Andrea Burelli - Sonic Mystics for Poems (of Life and Death of a Phoenix)

   Compositrice de musique électronique expérimentale née à Venise, Andrea Burelli a quitté l'Italie à l'âge de quinze ans, mais y revient mentalement ou physiquement pour retrouver les chemins de sa poésie. Voilant la dimension autobiographique des textes sous le symbolisme du voyage imaginaire d'un phénix, elle a rassemblé quinze courts poèmes aux images colorées inspirées par les cultures méditerranéennes du Sud de l'Europe, du Moyen-Orient ou de l'Afrique du Nord, et par son ancienne pratique de peintre ou les œuvres d'Odilon Redon. Ce monde mystique à mi-chemin du rêve évoque les cycles et changements sans fin, la possibilité d'une transformation spirituelle, amenant une renaissance plus forte transcendant souffrances et limites. Ces quinze compositions constituent un cycle contemporain de lieder, avec Andrea Burelli à la voix et à l'électronique, Mari Sawada au violon, et Sophie Notte au violoncelle, deux musiciennes membres du Solistenensemble Kaleidoscope.

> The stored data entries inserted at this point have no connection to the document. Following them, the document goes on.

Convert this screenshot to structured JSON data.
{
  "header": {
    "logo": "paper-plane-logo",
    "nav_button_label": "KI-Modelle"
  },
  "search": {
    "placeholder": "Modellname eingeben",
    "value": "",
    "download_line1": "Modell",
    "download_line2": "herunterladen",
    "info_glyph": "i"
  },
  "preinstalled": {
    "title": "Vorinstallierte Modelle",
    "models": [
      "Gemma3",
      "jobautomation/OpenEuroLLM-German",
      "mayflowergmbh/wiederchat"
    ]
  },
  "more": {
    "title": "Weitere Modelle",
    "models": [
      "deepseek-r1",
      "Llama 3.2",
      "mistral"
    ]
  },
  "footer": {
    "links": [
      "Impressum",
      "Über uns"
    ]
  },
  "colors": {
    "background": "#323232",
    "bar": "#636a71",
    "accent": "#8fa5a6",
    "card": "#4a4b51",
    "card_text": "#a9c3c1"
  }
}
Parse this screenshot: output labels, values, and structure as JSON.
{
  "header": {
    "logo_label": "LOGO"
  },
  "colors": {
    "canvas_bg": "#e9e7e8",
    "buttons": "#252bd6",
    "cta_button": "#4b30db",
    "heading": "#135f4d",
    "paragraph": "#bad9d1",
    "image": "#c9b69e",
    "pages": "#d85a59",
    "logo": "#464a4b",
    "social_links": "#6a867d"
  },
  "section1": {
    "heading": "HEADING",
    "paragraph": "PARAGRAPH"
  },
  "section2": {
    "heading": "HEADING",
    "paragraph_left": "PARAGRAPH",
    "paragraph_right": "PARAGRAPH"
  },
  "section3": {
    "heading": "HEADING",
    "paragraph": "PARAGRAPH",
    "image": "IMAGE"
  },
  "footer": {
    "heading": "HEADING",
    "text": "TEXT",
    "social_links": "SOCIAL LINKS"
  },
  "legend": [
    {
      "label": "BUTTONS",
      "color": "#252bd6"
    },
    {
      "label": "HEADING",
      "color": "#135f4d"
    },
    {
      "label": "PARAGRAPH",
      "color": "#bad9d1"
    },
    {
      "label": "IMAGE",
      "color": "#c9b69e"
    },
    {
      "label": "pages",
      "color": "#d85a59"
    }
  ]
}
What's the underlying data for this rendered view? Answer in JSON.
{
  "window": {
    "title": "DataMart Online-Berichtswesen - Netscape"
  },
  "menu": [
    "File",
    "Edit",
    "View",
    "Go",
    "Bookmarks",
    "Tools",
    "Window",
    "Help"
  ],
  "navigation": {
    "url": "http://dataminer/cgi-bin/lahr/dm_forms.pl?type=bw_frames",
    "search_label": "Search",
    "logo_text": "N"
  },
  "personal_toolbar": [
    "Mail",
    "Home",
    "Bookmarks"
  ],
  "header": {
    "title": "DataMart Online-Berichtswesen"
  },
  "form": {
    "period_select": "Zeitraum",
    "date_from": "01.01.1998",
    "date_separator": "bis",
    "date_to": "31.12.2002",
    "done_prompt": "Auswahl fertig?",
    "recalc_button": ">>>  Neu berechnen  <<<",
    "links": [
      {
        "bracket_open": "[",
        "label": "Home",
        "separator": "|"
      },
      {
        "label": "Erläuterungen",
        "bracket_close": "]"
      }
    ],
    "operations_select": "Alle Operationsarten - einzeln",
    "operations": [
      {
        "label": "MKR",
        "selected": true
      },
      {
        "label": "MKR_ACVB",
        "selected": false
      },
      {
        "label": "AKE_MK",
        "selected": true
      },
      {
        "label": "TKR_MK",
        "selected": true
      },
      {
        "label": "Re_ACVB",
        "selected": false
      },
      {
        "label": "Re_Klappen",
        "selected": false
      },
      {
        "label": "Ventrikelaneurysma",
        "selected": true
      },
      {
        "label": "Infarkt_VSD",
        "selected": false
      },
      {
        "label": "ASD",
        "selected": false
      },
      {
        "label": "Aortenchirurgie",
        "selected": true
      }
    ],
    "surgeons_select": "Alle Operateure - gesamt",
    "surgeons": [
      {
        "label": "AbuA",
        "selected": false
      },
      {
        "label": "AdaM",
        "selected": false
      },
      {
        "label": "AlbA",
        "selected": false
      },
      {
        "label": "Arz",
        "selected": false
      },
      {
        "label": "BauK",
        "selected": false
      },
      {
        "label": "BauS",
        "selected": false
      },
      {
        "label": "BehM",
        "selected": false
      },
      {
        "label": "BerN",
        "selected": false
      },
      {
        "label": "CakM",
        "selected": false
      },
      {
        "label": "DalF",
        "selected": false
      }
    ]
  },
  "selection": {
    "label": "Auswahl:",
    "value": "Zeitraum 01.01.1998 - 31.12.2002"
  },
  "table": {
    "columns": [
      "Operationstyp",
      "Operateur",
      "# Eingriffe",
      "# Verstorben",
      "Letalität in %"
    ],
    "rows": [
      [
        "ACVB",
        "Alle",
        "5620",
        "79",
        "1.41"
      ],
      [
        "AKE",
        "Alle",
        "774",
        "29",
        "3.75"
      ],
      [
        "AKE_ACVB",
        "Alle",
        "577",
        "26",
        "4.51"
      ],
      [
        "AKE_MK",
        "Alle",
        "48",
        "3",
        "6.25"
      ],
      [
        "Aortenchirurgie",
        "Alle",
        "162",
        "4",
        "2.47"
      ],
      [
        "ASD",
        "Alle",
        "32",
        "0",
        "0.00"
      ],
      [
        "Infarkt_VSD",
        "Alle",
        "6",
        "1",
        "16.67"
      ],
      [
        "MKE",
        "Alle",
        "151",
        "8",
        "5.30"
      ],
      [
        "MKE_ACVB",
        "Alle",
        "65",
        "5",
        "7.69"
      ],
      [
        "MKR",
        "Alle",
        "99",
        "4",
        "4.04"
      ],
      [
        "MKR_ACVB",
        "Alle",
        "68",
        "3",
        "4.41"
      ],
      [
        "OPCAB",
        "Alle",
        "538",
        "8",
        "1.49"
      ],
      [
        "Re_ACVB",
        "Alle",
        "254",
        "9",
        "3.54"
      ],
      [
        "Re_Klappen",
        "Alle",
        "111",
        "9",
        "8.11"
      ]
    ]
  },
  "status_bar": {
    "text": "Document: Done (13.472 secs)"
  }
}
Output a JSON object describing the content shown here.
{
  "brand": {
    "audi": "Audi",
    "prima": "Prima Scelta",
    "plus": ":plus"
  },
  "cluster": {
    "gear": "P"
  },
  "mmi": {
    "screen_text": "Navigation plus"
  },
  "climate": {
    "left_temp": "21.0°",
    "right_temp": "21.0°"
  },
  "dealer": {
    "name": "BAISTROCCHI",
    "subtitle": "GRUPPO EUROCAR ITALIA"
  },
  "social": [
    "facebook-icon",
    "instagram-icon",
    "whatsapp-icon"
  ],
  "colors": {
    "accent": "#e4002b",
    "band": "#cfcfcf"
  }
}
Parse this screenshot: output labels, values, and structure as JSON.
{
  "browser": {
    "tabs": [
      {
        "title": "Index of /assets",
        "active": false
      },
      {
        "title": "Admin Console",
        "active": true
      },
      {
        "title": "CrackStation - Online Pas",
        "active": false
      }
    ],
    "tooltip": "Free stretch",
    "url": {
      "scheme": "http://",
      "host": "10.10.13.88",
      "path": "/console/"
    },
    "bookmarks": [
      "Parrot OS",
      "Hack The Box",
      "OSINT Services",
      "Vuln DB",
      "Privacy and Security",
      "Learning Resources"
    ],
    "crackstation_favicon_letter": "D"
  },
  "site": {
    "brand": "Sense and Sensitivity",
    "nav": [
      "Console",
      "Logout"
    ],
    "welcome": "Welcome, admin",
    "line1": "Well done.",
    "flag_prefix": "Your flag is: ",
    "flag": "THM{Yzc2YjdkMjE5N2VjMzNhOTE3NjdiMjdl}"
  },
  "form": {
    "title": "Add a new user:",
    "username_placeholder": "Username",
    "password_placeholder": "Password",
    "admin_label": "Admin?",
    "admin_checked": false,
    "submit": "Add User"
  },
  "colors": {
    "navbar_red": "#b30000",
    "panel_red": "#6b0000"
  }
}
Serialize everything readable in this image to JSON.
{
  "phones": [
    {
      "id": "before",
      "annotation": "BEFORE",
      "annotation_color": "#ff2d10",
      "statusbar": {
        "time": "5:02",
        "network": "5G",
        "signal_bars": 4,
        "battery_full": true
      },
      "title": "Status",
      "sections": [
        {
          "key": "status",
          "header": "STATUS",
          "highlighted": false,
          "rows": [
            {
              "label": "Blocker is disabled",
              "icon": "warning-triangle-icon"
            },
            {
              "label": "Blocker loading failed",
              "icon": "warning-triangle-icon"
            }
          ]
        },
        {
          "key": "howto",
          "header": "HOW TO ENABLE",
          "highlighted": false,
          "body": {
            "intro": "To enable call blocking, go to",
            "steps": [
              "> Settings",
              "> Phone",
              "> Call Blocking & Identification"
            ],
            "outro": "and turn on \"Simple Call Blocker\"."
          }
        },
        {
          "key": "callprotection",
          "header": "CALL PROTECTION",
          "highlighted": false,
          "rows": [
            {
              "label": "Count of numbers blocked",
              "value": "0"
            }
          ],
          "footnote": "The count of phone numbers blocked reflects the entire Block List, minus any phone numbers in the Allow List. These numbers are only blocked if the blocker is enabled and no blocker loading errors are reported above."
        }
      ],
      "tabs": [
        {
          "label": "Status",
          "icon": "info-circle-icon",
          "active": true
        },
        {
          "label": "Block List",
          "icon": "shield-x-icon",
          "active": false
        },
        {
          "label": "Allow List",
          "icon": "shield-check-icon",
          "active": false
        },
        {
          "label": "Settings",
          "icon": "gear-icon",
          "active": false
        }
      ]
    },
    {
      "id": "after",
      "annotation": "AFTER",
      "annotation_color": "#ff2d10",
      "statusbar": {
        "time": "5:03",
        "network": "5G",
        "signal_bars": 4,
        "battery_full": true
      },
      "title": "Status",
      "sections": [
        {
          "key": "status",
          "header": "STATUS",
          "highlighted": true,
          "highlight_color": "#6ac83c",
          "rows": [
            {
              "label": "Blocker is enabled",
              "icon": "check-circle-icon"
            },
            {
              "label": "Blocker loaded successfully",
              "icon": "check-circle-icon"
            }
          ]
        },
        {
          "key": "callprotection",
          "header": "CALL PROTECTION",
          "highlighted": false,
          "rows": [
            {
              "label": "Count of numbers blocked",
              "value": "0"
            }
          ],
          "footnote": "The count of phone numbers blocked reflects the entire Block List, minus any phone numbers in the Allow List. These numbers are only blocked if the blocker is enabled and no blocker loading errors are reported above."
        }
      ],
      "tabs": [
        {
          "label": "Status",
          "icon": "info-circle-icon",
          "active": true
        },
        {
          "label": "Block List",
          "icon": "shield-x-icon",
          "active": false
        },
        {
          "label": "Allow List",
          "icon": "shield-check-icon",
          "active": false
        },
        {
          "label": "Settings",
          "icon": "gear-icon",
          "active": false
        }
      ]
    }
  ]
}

Instants de lumière avant le néant

    Tout commence par un "Chant", celui des deux instruments à cordes joués aux limites de l'aigu et du souffle pur, puis le violoncelle chante en contrepoint du violon resté dans les nuées à s'envoler et à pleuvoir des étoiles filantes. Avec "Fiori strappati", le cycle s'inscrit entre polyphonie traditionnelle (sarde notamment) et musique de chambre contemporaine. Une petite fille dévale des escaliers, sourit au Sud, entend un ange l'appeler par son nom, l'Italie la regarde de ses yeux verts... "Petto Rotto", quelle danse étourdissante !
« Turcs et femmes s'inclinant

devant le chant soufi
Cartes de rues poussiéreuses
et diseuses de bonne aventure
 
Un feu dans le néant
au-dessus de nous,
Une couverture d'étoiles
et de poussière sonore du sud
 
Danse
cheveux et lèvres
Je confonds l'odeur
avec le souffle des rochers
 
Un œil sublime
limites de peau
J'implore un rayon
de sève de réalité
 
Les tempêtes balancent
un plaisir aigu,
une conscience inhumaine
ici sur mes mains
 
Je ne suis qu'un écho épais,
un pacte lâche,
Je suis une poitrine brisée
qui fait voler un cerf-volant  »
 
 

   "Benu" est une délicieuse berceuse alanguie sur une mélodie au parfum de Renaissance, auquel répond en diptyque un poème en espagnol, "Cielo Azul", nimbé d'une mélancolie extatique. "Nido" a une allure plus orientale et médiévale à la fois, chant poignant accompagné d'un dramatique pizzicato puis de suaves harmonies des cordes. Les pièces suivantes sont aussi réussies, de petits chefs d'œuvre de concision délicate autour de la voix légère et haut perchée d'Andrea Burelli, souvent démultipliée en une polyphonie populaire et raffinée. L'électronique est discrète, au service des deux instruments à cordes, magnifiquement joués.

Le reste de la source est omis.